Furthermore, we comparatively evaluated two groups: cured and relapsed/resistent (after a single treatment) patients to analyze the possible causes of treatment resistance. We did not find any significant difference in age at the time of therapy, in female/male ratio (for both there is a higher female prevalence), smoking habits, or in presence of comorbidities.

Conversely, pre-treatment thyroid volume was significantly higher in relapsed patients (both genders) than in cured ones; in addition, we did not identify any significant difference in intra-thyroid radioiodine kinetics (T 1/2eff and maximum uptake). As a consequence, the median-administered activity to relapsed patients was significantly higher due to a greater measured target volume, rather than to disadvantageous intra-thyroid radioiodine kinetic.
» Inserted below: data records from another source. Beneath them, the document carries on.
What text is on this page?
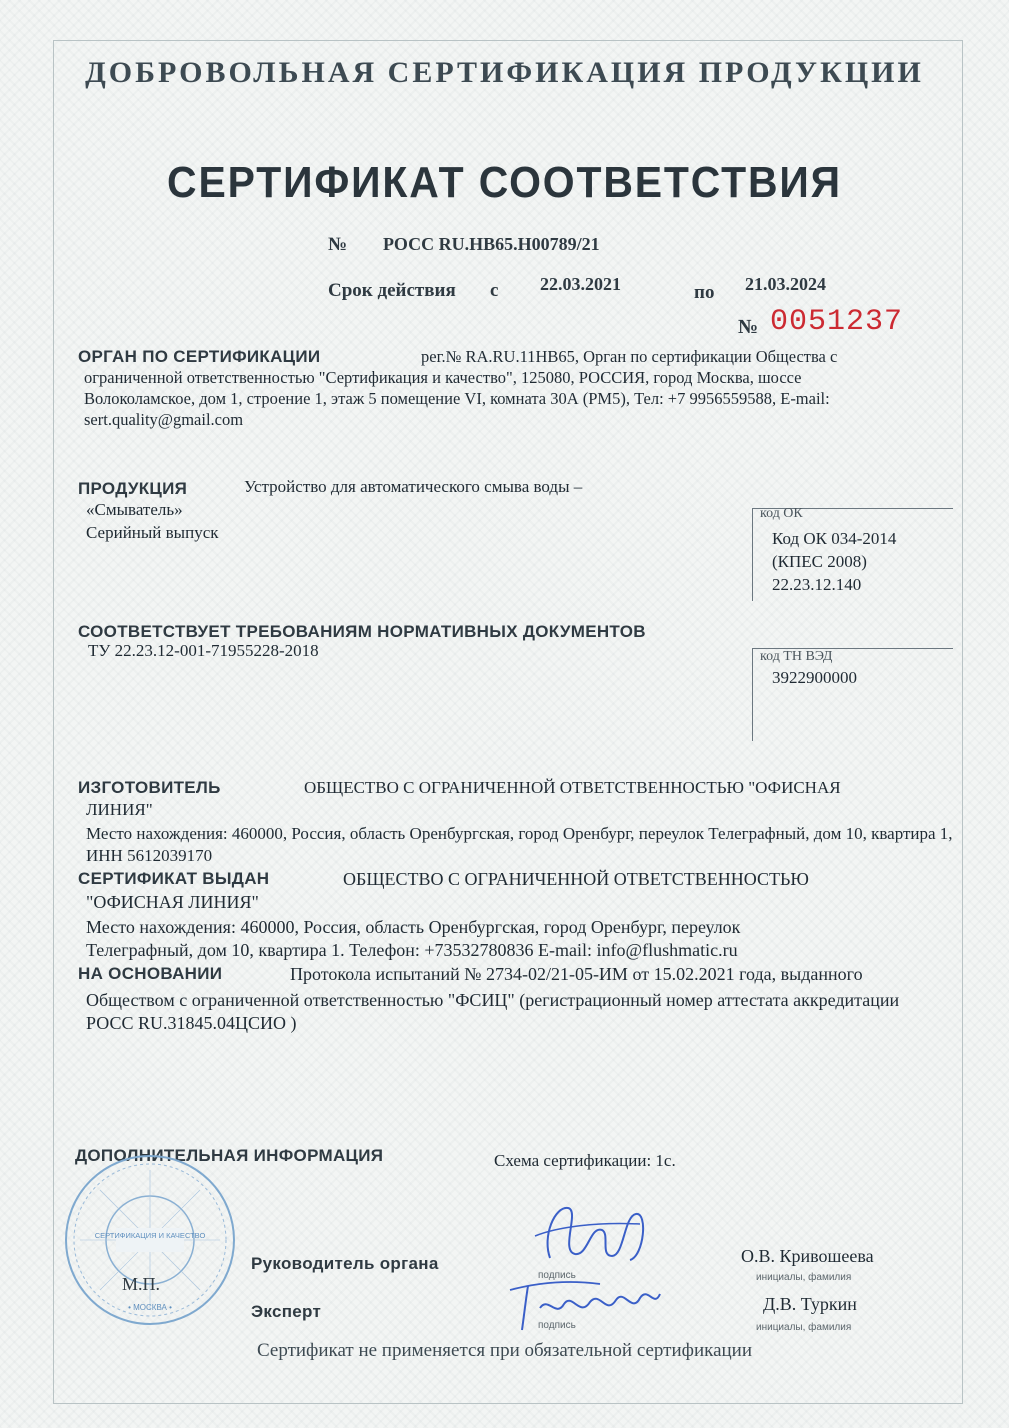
ДОБРОВОЛЬНАЯ СЕРТИФИКАЦИЯ ПРОДУКЦИИ
СЕРТИФИКАТ СООТВЕТСТВИЯ
№ РОСС RU.HB65.H00789/21
Срок действия с 22.03.2021	по 21.03.2024
№ 0051237
ОРГАН ПО СЕРТИФИКАЦИИ	рег.№ RA.RU.11HB65, Орган по сертификации Общества с ограниченной ответственностью "Сертификация и качество", 125080, РОССИЯ, город Москва, шоссе Волоколамское, дом 1, строение 1, этаж 5 помещение VI, комната 30А (РМ5), Тел: +7 9956559588, E-mail: sert.quality@gmail.com
ПРОДУКЦИЯ	Устройство для автоматического смыва воды –
«Смыватель»
Серийный выпуск
код ОК
Код ОК 034-2014
(КПЕС 2008)
22.23.12.140
СООТВЕТСТВУЕТ ТРЕБОВАНИЯМ НОРМАТИВНЫХ ДОКУМЕНТОВ
ТУ 22.23.12-001-71955228-2018	код ТН ВЭД
3922900000
ИЗГОТОВИТЕЛЬ	ОБЩЕСТВО С ОГРАНИЧЕННОЙ ОТВЕТСТВЕННОСТЬЮ "ОФИСНАЯ
ЛИНИЯ"
Место нахождения: 460000, Россия, область Оренбургская, город Оренбург, переулок Телеграфный, дом 10, квартира 1, ИНН 5612039170
СЕРТИФИКАТ ВЫДАН	ОБЩЕСТВО С ОГРАНИЧЕННОЙ ОТВЕТСТВЕННОСТЬЮ
"ОФИСНАЯ ЛИНИЯ"
Место нахождения: 460000, Россия, область Оренбургская, город Оренбург, переулок Телеграфный, дом 10, квартира 1. Телефон: +73532780836 E-mail: info@flushmatic.ru
НА ОСНОВАНИИ	Протокола испытаний № 2734-02/21-05-ИМ от 15.02.2021 года, выданного
Обществом с ограниченной ответственностью "ФСИЦ" (регистрационный номер аттестата аккредитации РОСС RU.31845.04ЦСИО )
ДОПОЛНИТЕЛЬНАЯ ИНФОРМАЦИЯ	Схема сертификации: 1с.
СЕРТИФИКАЦИЯ И КАЧЕСТВО
• МОСКВА •
М.П.
Руководитель органа	О.В. Кривошеева
подпись	инициалы, фамилия
Эксперт	Д.В. Туркин
подпись	инициалы, фамилия
Сертификат не применяется при обязательной сертификации
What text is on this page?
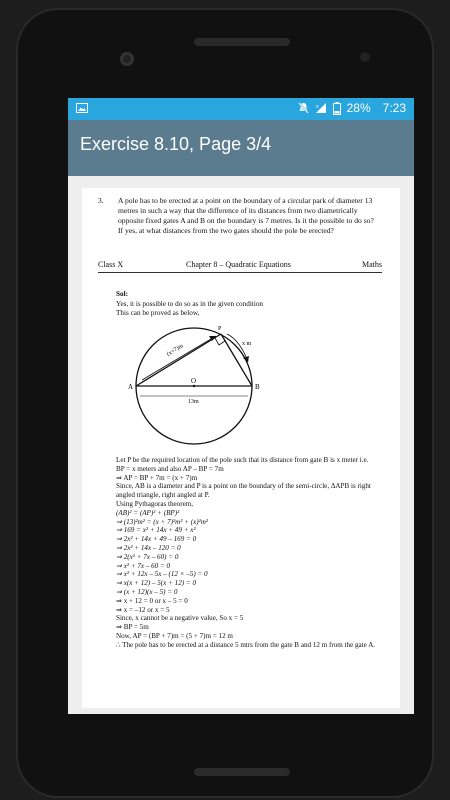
x 28% 7:23
Exercise 8.10, Page 3/4
3. A pole has to be erected at a point on the boundary of a circular park of diameter 13 metres in such a way that the difference of its distances from two diametrically opposite fixed gates A and B on the boundary is 7 metres. Is it the possible to do so? If yes, at what distances from the two gates should the pole be erected?
Class X	Chapter 8 – Quadratic Equations	Maths
Sol:
Yes, it is possible to do so as in the given condition
This can be proved as below,
A	B
O
P
x m
(x+7)m
13m
Let P be the required location of the pole such that its distance from gate B is x meter i.e.
BP = x meters and also AP – BP = 7m
⇒ AP = BP + 7m = (x + 7)m
Since, AB is a diameter and P is a point on the boundary of the semi-circle, ΔAPB is right
angled triangle, right angled at P.
Using Pythagoras theorem,
(AB)² = (AP)² + (BP)²
⇒ (13)²m² = (x + 7)²m² + (x)²m²
⇒ 169 = x² + 14x + 49 + x²
⇒ 2x² + 14x + 49 – 169 = 0
⇒ 2x² + 14x – 120 = 0
⇒ 2(x² + 7x – 60) = 0
⇒ x² + 7x – 60 = 0
⇒ x² + 12x – 5x – (12 × –5) = 0
⇒ x(x + 12) – 5(x + 12) = 0
⇒ (x + 12)(x – 5) = 0
⇒ x + 12 = 0 or x – 5 = 0
⇒ x = –12 or x = 5
Since, x cannot be a negative value, So x = 5
⇒ BP = 5m
Now, AP = (BP + 7)m = (5 + 7)m = 12 m
∴ The pole has to be erected at a distance 5 mtrs from the gate B and 12 m from the gate A.
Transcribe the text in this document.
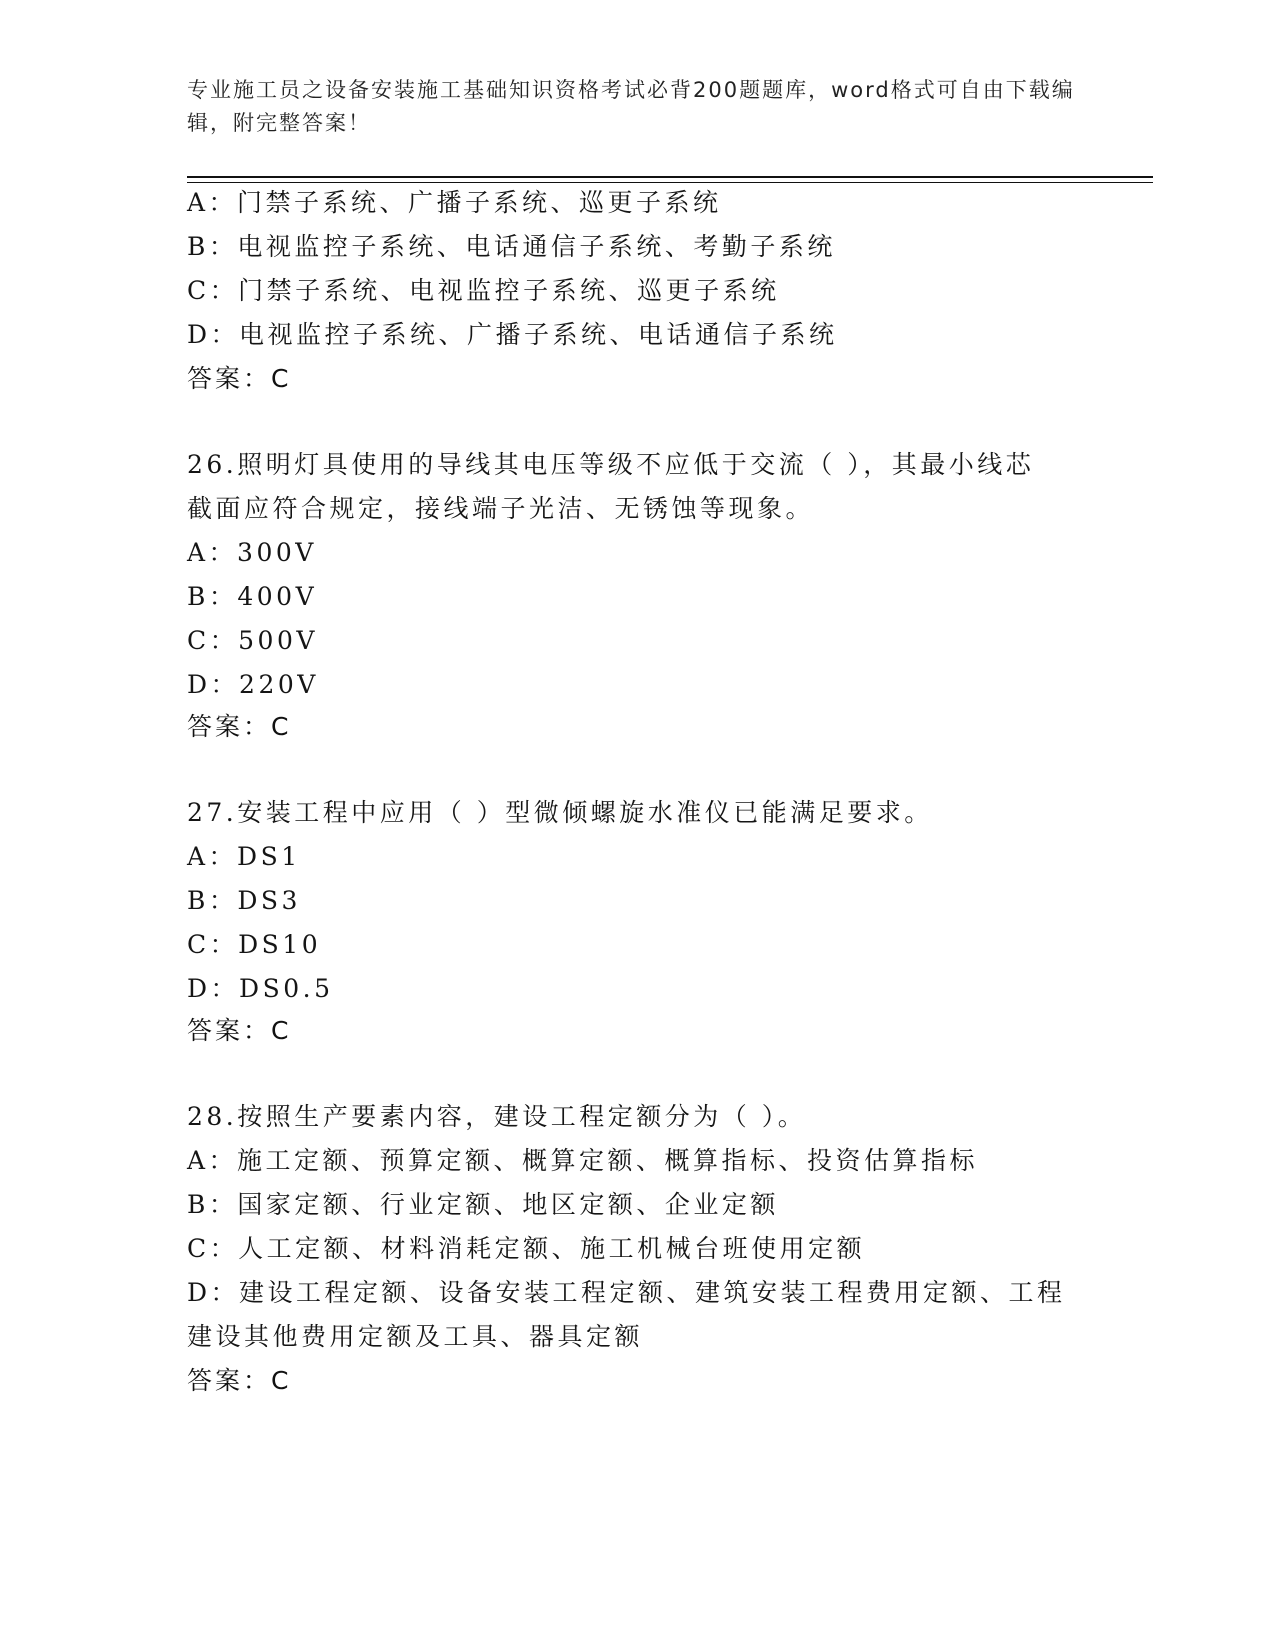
专业施工员之设备安装施工基础知识资格考试必背200题题库，word格式可自由下载编辑，附完整答案！
A：门禁子系统、广播子系统、巡更子系统
B：电视监控子系统、电话通信子系统、考勤子系统
C：门禁子系统、电视监控子系统、巡更子系统
D：电视监控子系统、广播子系统、电话通信子系统
答案：C
26.照明灯具使用的导线其电压等级不应低于交流（ ），其最小线芯
截面应符合规定，接线端子光洁、无锈蚀等现象。
A：300V
B：400V
C：500V
D：220V
答案：C
27.安装工程中应用（ ）型微倾螺旋水准仪已能满足要求。
A：DS1
B：DS3
C：DS10
D：DS0.5
答案：C
28.按照生产要素内容，建设工程定额分为（ ）。
A：施工定额、预算定额、概算定额、概算指标、投资估算指标
B：国家定额、行业定额、地区定额、企业定额
C：人工定额、材料消耗定额、施工机械台班使用定额
D：建设工程定额、设备安装工程定额、建筑安装工程费用定额、工程
建设其他费用定额及工具、器具定额
答案：C
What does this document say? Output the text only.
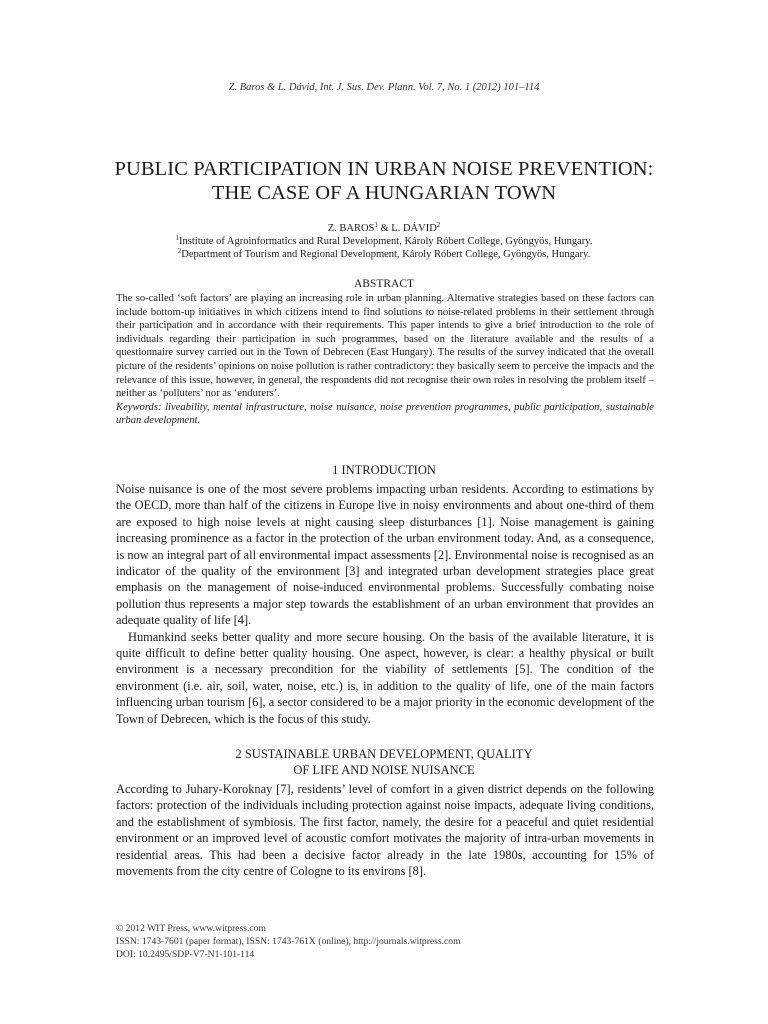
Z. Baros & L. Dávid, Int. J. Sus. Dev. Plann. Vol. 7, No. 1 (2012) 101–114
PUBLIC PARTICIPATION IN URBAN NOISE PREVENTION:
THE CASE OF A HUNGARIAN TOWN
Z. BAROS$^1$ & L. DÁVID$^2$
$^1$Institute of Agroinformatics and Rural Development, Károly Róbert College, Gyöngyös, Hungary.
$^2$Department of Tourism and Regional Development, Károly Róbert College, Gyöngyös, Hungary.
ABSTRACT

The so-called ‘soft factors’ are playing an increasing role in urban planning. Alternative strategies based on these factors can include bottom-up initiatives in which citizens intend to find solutions to noise-related problems in their settlement through their participation and in accordance with their requirements. This paper intends to give a brief introduction to the role of individuals regarding their participation in such programmes, based on the literature available and the results of a questionnaire survey carried out in the Town of Debrecen (East Hungary). The results of the survey indicated that the overall picture of the residents’ opinions on noise pollution is rather contradictory: they basically seem to perceive the impacts and the relevance of this issue, however, in general, the respondents did not recognise their own roles in resolving the problem itself – neither as ‘polluters’ nor as ‘endurers’.

Keywords: liveability, mental infrastructure, noise nuisance, noise prevention programmes, public participation, sustainable urban development.

1 INTRODUCTION

Noise nuisance is one of the most severe problems impacting urban residents. According to estimations by the OECD, more than half of the citizens in Europe live in noisy environments and about one-third of them are exposed to high noise levels at night causing sleep disturbances [1]. Noise management is gaining increasing prominence as a factor in the protection of the urban environment today. And, as a consequence, is now an integral part of all environmental impact assessments [2]. Environmental noise is recognised as an indicator of the quality of the environment [3] and integrated urban development strategies place great emphasis on the management of noise-induced environmental problems. Successfully combating noise pollution thus represents a major step towards the establishment of an urban environment that provides an adequate quality of life [4].

Humankind seeks better quality and more secure housing. On the basis of the available literature, it is quite difficult to define better quality housing. One aspect, however, is clear: a healthy physical or built environment is a necessary precondition for the viability of settlements [5]. The condition of the environment (i.e. air, soil, water, noise, etc.) is, in addition to the quality of life, one of the main factors influencing urban tourism [6], a sector considered to be a major priority in the economic development of the Town of Debrecen, which is the focus of this study.

2 SUSTAINABLE URBAN DEVELOPMENT, QUALITY
OF LIFE AND NOISE NUISANCE

According to Juhary-Koroknay [7], residents’ level of comfort in a given district depends on the following factors: protection of the individuals including protection against noise impacts, adequate living conditions, and the establishment of symbiosis. The first factor, namely, the desire for a peaceful and quiet residential environment or an improved level of acoustic comfort motivates the majority of intra-urban movements in residential areas. This had been a decisive factor already in the late 1980s, accounting for 15% of movements from the city centre of Cologne to its environs [8].

© 2012 WIT Press, www.witpress.com
ISSN: 1743-7601 (paper format), ISSN: 1743-761X (online), http://journals.witpress.com
DOI: 10.2495/SDP-V7-N1-101-114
In order to improve the therapeutic effectiveness, it may be considered to increase the prescribed dose only for greater goiters (namely >70 cc, the median relapsed patients’ volume), although some of them would require an inpatient treatment.

In addition, it should be noted that three patients (two relapsed and one with clinical remission after 18 months) developed positivity for TSH receptor antibodies that may have concurred to the poor response to therapy, as it is described in literature [20].

In any case, the individual radiosensitivity of thyroid gland is probably a critical variable affecting the clinical outcome of radioiodine therapy in single patient, although we are not able to quantify it, and may be responsible, at least in part, of the observed variability.

In conclusion, considering that the radioiodine therapy of hyperthyroidism is definitely the most widely employed nuclear medicine therapy, the results of this study show that an effective cure of MTG can be obtained with relatively low 131I-iodide activities, and probably with a relatively low incidence of hypothyroidism, using the TVR algorithm. We think this approach should be preferred, when possible, to the administration of fixed 131I-iodide amounts.